Ileni froze, suddenly afraid. Yesterday, she had been more than ready for Karyn to take her magic away; it was magic she shouldn’t be using. Today . . . she still believed that. Yet dread rippled through her body, making her reluctant to step forward and catch Karyn’s attention.

She watched from the doorway—not Karyn, not the body in the bed, but Evin. Her heart hurt at the slump of his shoulders, the defeated set of his face. He looked ten years older than he had the day before.

No. She couldn’t care about him. She couldn’t care about any of them.

She couldn’t forget that she was an assassin, too.

“Evin.” Karyn’s voice was soft, falsely so. “You can’t sit here all day.”

“If he wakes—”

Karyn met Ileni’s eyes over Evin’s bowed head. Ileni reached out, with a nudge of power, and pushed the boy’s restless sleep into something deeper and more healing. She wasn’t skilled enough to fix him, but she could do that.

She didn’t think, until after she did it, about the fact that she had used power from the lodestones. Again.

“He won’t wake,” she said. “Not for several hours. You should sleep, Evin.”

Evin’s laugh was broken. “I can’t sleep. I keep seeing . . . over and over . . .”

“Then prepare,” Karyn said.

They both looked at her, Evin with bleary confusion, Ileni with sharp dread.

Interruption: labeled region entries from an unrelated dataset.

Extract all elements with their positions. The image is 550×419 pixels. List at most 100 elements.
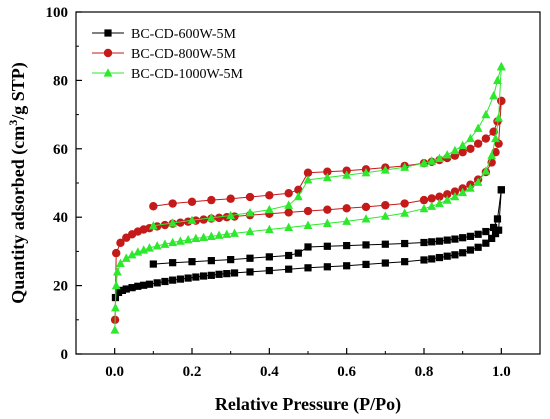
series-2-adsorption-point-27 [361, 214, 371, 223]
series-0-adsorption-point-16 [215, 270, 223, 278]
series-2-adsorption-point-20 [230, 228, 239, 237]
series-0-adsorption-point-35 [474, 243, 482, 251]
series-1-desorption-point-2 [489, 127, 498, 136]
series-0-adsorption-point-36 [482, 239, 490, 247]
series-2-adsorption-point-4 [116, 258, 125, 267]
legend-marker-2 [103, 68, 113, 77]
series-0-desorption-point-14 [362, 241, 370, 249]
series-0-adsorption-point-1 [114, 288, 123, 297]
series-2-desorption-point-1 [493, 75, 502, 84]
series-2-desorption-point-23 [206, 213, 216, 222]
series-2-adsorption-point-12 [168, 237, 178, 247]
y-axis-title-main: Quantity adsorbed (cm [8, 126, 29, 304]
series-2-adsorption-point-11 [160, 239, 170, 248]
series-0-adsorption-point-24 [343, 262, 351, 270]
series-0-desorption-point-25 [169, 259, 177, 267]
series-0-adsorption-point-8 [153, 279, 161, 287]
series-2-desorption-point-18 [293, 191, 303, 201]
series-0-desorption-point-19 [285, 251, 293, 260]
series-0-desorption-point-11 [420, 238, 428, 247]
series-1-adsorption-point-9 [160, 220, 170, 230]
series-1-adsorption-point-24 [342, 204, 351, 213]
series-0-adsorption-point-6 [140, 281, 148, 289]
x-tick-label-2: 0.4 [260, 364, 279, 380]
series-2-adsorption-point-36 [466, 183, 475, 192]
series-0-desorption-point-16 [323, 242, 331, 250]
x-axis-title: Relative Pressure (P/Po) [215, 394, 401, 415]
series-0-adsorption-point-34 [466, 246, 474, 254]
series-1-adsorption-point-23 [323, 205, 332, 214]
series-0-adsorption-point-13 [192, 273, 200, 281]
series-1-adsorption-point-1 [112, 248, 121, 258]
series-1-desorption-point-24 [187, 197, 197, 207]
series-2-adsorption-point-28 [380, 211, 390, 220]
series-0-adsorption-point-4 [128, 284, 136, 292]
series-1-desorption-point-20 [265, 191, 274, 200]
series-0-adsorption-point-22 [304, 264, 312, 272]
series-1-desorption-point-19 [284, 189, 293, 198]
series-0-desorption-point-23 [207, 257, 215, 265]
series-2-desorption-point-26 [148, 220, 158, 230]
series-2-desorption-point-15 [342, 170, 352, 179]
series-2-adsorption-point-24 [303, 220, 313, 230]
series-1-adsorption-point-22 [303, 206, 313, 216]
series-2-adsorption-point-0 [110, 325, 120, 334]
series-2-desorption-point-21 [245, 207, 255, 217]
series-0-adsorption-point-20 [265, 266, 273, 275]
series-2-adsorption-point-32 [435, 198, 444, 208]
series-2-adsorption-point-2 [111, 280, 121, 290]
series-0-adsorption-point-26 [381, 259, 389, 267]
series-1-adsorption-point-25 [361, 202, 371, 212]
series-2-desorption-point-9 [435, 153, 444, 162]
y-tick-label-4: 80 [53, 73, 68, 89]
series-0-desorption-point-9 [435, 237, 444, 245]
y-axis-title-superscript: 3 [6, 120, 20, 126]
series-2 [110, 61, 506, 334]
series-2-desorption-point-4 [473, 123, 483, 132]
series-0-adsorption-point-12 [184, 274, 192, 282]
series-2-adsorption-point-31 [427, 201, 437, 210]
series-0-adsorption-point-14 [200, 272, 208, 280]
series-0-adsorption-point-17 [223, 270, 231, 278]
series-0-desorption-point-0 [497, 186, 505, 194]
series-0-desorption-point-5 [466, 232, 474, 240]
series-2-adsorption-point-29 [400, 208, 410, 217]
series-0-adsorption-point-9 [161, 277, 169, 286]
series-0-adsorption-point-39 [495, 226, 503, 234]
series-0-adsorption-point-30 [435, 253, 444, 262]
series-2-desorption-point-2 [489, 90, 498, 100]
series-0-adsorption-point-31 [443, 252, 451, 260]
series-1-adsorption-point-28 [419, 195, 429, 205]
series-2-desorption-point-24 [187, 215, 197, 224]
series-2-desorption-point-13 [380, 165, 390, 174]
series-2-adsorption-point-13 [176, 236, 185, 245]
x-tick-label-3: 0.6 [337, 364, 356, 380]
series-2-adsorption-point-19 [222, 229, 232, 238]
series-1-desorption-point-21 [245, 192, 255, 202]
series-2-desorption-point-10 [427, 156, 437, 165]
series-0-adsorption-point-2 [118, 286, 126, 294]
series-2-desorption-point-14 [361, 167, 371, 177]
series-2-adsorption-point-9 [145, 243, 154, 252]
data-layer [110, 61, 506, 334]
series-2-desorption-point-5 [466, 133, 475, 143]
legend-marker-0 [104, 29, 112, 37]
series-0-desorption-point-18 [294, 249, 302, 257]
series-1-desorption-point-18 [294, 185, 303, 195]
series-1-desorption-point-0 [497, 96, 506, 106]
y-tick-label-1: 20 [53, 279, 68, 295]
series-0-adsorption-point-15 [207, 271, 215, 279]
series-0-desorption-point-12 [401, 239, 409, 248]
series-1-desorption-point-6 [458, 148, 467, 157]
series-1-desorption-point-5 [466, 144, 475, 153]
series-1-adsorption-point-2 [116, 238, 125, 248]
series-0-desorption-point-26 [149, 260, 157, 268]
series-2-adsorption-point-21 [245, 226, 255, 236]
series-0-adsorption-point-33 [459, 249, 467, 257]
series-2-desorption-point-6 [458, 140, 468, 149]
series-1-desorption-point-22 [226, 194, 235, 203]
series-1-adsorption-point-16 [214, 213, 224, 223]
series-2-adsorption-point-17 [206, 231, 216, 240]
series-1 [110, 96, 506, 324]
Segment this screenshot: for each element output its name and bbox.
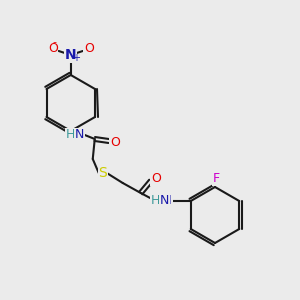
Text: O: O bbox=[84, 43, 94, 56]
Text: O: O bbox=[110, 136, 120, 149]
Text: +: + bbox=[72, 53, 80, 63]
Text: F: F bbox=[212, 172, 220, 185]
Text: HN: HN bbox=[153, 194, 172, 208]
Text: -: - bbox=[53, 37, 57, 47]
Text: N: N bbox=[75, 128, 84, 142]
Text: N: N bbox=[160, 194, 170, 208]
Text: H: H bbox=[66, 128, 75, 142]
Text: H: H bbox=[151, 194, 160, 208]
Text: O: O bbox=[48, 43, 58, 56]
Text: N: N bbox=[65, 48, 76, 62]
Text: O: O bbox=[151, 172, 161, 185]
Text: S: S bbox=[98, 166, 107, 180]
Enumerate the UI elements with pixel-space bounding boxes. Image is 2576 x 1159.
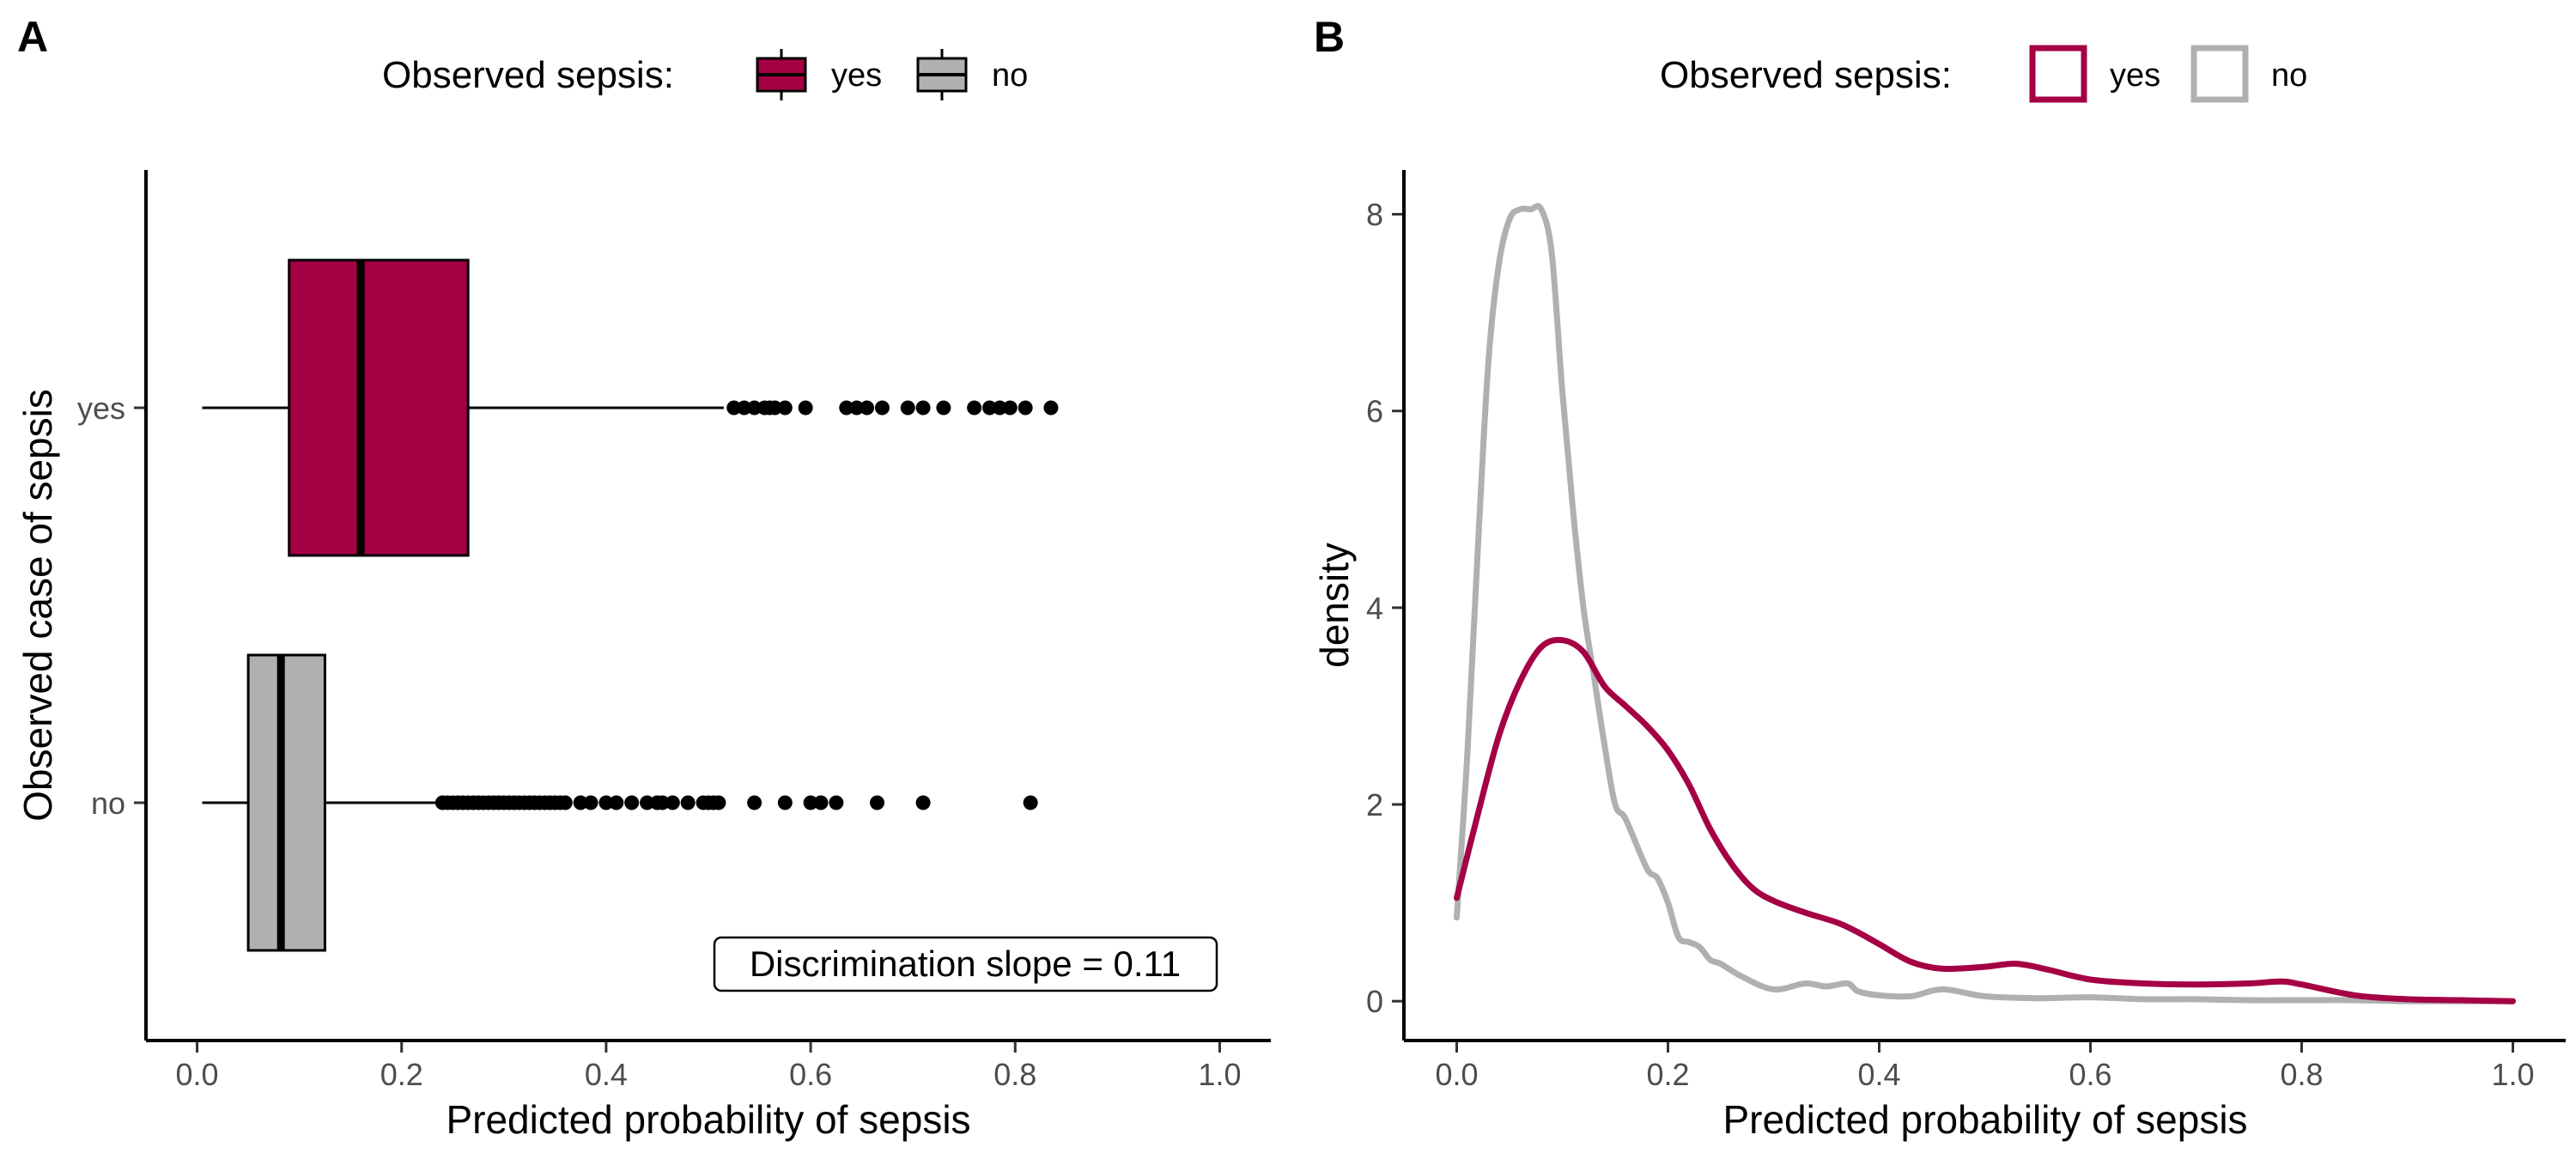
panel-b-x-tick-label: 0.4 (1857, 1057, 1900, 1092)
panel-a-y-tick-label: no (91, 786, 125, 821)
panel-b-legend: Observed sepsis: yes no (1660, 45, 2307, 103)
panel-a-y-tick-label: yes (77, 391, 125, 426)
outlier-point (777, 795, 793, 810)
outlier-point (583, 795, 598, 810)
outlier-point (711, 795, 726, 810)
outlier-point (849, 400, 865, 416)
panel-a-legend-label-no: no (992, 58, 1028, 94)
outlier-point (992, 400, 1007, 416)
outlier-point (598, 795, 614, 810)
density-line-yes (1454, 636, 2516, 1004)
panel-a-x-tick-label: 0.4 (585, 1057, 628, 1092)
outlier-point (874, 400, 890, 416)
density-line-no (1454, 203, 2516, 1004)
panel-a-x-axis-title: Predicted probability of sepsis (446, 1097, 970, 1142)
outlier-point (726, 400, 742, 416)
outlier-point (915, 795, 931, 810)
panel-a-legend-key-yes (756, 49, 807, 100)
panel-b-tag: B (1314, 13, 1345, 61)
panel-a-x-tick-label: 0.2 (380, 1057, 423, 1092)
outlier-point (640, 795, 655, 810)
panel-b-x-axis: 0.0 0.2 0.4 0.6 0.8 1.0 (1435, 1041, 2535, 1092)
panel-a-boxplots (202, 258, 1059, 952)
boxplot-yes (202, 258, 1059, 557)
panel-b-x-tick-label: 1.0 (2491, 1057, 2534, 1092)
panel-a-legend: Observed sepsis: yes no (382, 49, 1028, 100)
outlier-point (915, 400, 931, 416)
panel-b-y-axis-title: density (1312, 543, 1357, 668)
outlier-point (1002, 400, 1018, 416)
outlier-point (747, 795, 762, 810)
panel-a-legend-key-no (916, 49, 968, 100)
outlier-point (900, 400, 915, 416)
panel-a-legend-label-yes: yes (831, 58, 882, 94)
panel-b-y-tick-label: 6 (1366, 394, 1383, 429)
panel-b-legend-label-yes: yes (2110, 58, 2160, 94)
box-iqr (246, 653, 326, 952)
panel-a-x-axis: 0.0 0.2 0.4 0.6 0.8 1.0 (176, 1041, 1241, 1092)
panel-a-legend-title: Observed sepsis: (382, 54, 674, 96)
panel-a-y-axis-title: Observed case of sepsis (15, 389, 60, 822)
outlier-point (1023, 795, 1038, 810)
panel-b-y-axis: 0 2 4 6 8 (1366, 197, 1404, 1019)
outlier-point (777, 400, 793, 416)
outlier-point (680, 795, 696, 810)
outlier-point (609, 795, 624, 810)
outlier-point (803, 795, 818, 810)
panel-b-x-tick-label: 0.0 (1435, 1057, 1478, 1092)
panel-a-x-tick-label: 0.0 (176, 1057, 219, 1092)
outlier-point (1043, 400, 1059, 416)
outlier-point (654, 795, 670, 810)
panel-b: B Observed sepsis: yes no 0.0 0.2 0.4 0.6 0.… (1312, 13, 2566, 1142)
panel-b-legend-label-no: no (2271, 58, 2307, 94)
discrimination-slope-annotation: Discrimination slope = 0.11 (713, 936, 1218, 992)
panel-b-density-curves (1454, 203, 2516, 1004)
panel-a: A Observed sepsis: yes no 0.0 0.2 0.4 0.6 0.… (15, 13, 1271, 1142)
panel-a-x-tick-label: 1.0 (1198, 1057, 1241, 1092)
panel-b-legend-key-no (2190, 45, 2249, 103)
panel-b-y-tick-label: 2 (1366, 787, 1383, 822)
boxplot-no (202, 653, 1038, 952)
panel-b-x-axis-title: Predicted probability of sepsis (1722, 1097, 2247, 1142)
outlier-point (829, 795, 844, 810)
outlier-point (967, 400, 982, 416)
outlier-point (747, 400, 762, 416)
outlier-point (624, 795, 640, 810)
outlier-point (573, 795, 588, 810)
panel-b-x-tick-label: 0.8 (2280, 1057, 2323, 1092)
panel-b-y-tick-label: 8 (1366, 197, 1383, 233)
panel-a-tag: A (17, 13, 48, 61)
discrimination-slope-label: Discrimination slope = 0.11 (750, 944, 1181, 984)
panel-a-x-tick-label: 0.8 (993, 1057, 1036, 1092)
outlier-point (839, 400, 854, 416)
outlier-point (813, 795, 829, 810)
panel-b-y-tick-label: 0 (1366, 984, 1383, 1019)
panel-a-y-axis: yes no (77, 391, 146, 821)
panel-b-x-tick-label: 0.6 (2069, 1057, 2111, 1092)
panel-b-legend-key-yes (2029, 45, 2087, 103)
outlier-point (665, 795, 680, 810)
box-iqr (288, 258, 470, 557)
outlier-point (860, 400, 875, 416)
outlier-point (936, 400, 951, 416)
outlier-point (798, 400, 813, 416)
panel-b-x-tick-label: 0.2 (1646, 1057, 1689, 1092)
outlier-point (870, 795, 884, 810)
panel-b-legend-title: Observed sepsis: (1660, 54, 1952, 96)
outlier-point (982, 400, 997, 416)
outlier-point (767, 400, 782, 416)
outlier-point (1018, 400, 1033, 416)
panel-b-y-tick-label: 4 (1366, 591, 1383, 626)
outlier-point (737, 400, 752, 416)
panel-a-x-tick-label: 0.6 (789, 1057, 832, 1092)
outlier-point (557, 795, 573, 810)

“You know we are preparing to attack the assassins,” Karyn told Evin. “We will kill their leader and scatter them, and then they won’t be able to do this to anyone, not for a long time. You can be part of accomplishing that. You could even lead us.”

“Yes,” Evin said. Just the word, but Ileni’s dread spread through her body.

“It’s the only way to save your brother.” Karyn walked across the room and placed one hand on the headboard of Girad’s bed. “If the assassins are left intact, they will keep coming after him until one of them succeeds. If you want to save Girad, if you want to put an end to the assassins—you will have to be better than you have been.”

Evin nodded. He rose, facing Karyn, and Ileni couldn’t see his expression. “I will be training, then.” He turned. Now Ileni could see his face, but she barely recognized it.

“Evin,” Ileni said. “Wait.”

He clenched his jaw, his long mobile face made alien by the grimness around his mouth, the hardness in his eyes. She thought he wanted to say something, but instead he walked out of the room.

Ileni was left staring across the stone floor at Karyn. Girad breathed slow and deep.

“You . . .” Ileni tried to gather her thoughts, the reasons for her fury.

Karyn laced her fingers over the headboard. Ileni thought of a spell Cyn had taught her that would slam that hand off Girad’s bed. “In times such as these, someone with Evin’s power cannot waste it weaving pretty colors together.”

Once, Ileni had thought almost the exact same thing, with the exact same edge of scorn. Once . . . about a week ago. It felt like much longer. “Evin doesn’t want to use his power to kill people.”

“Anyone can want to kill, given enough motivation.”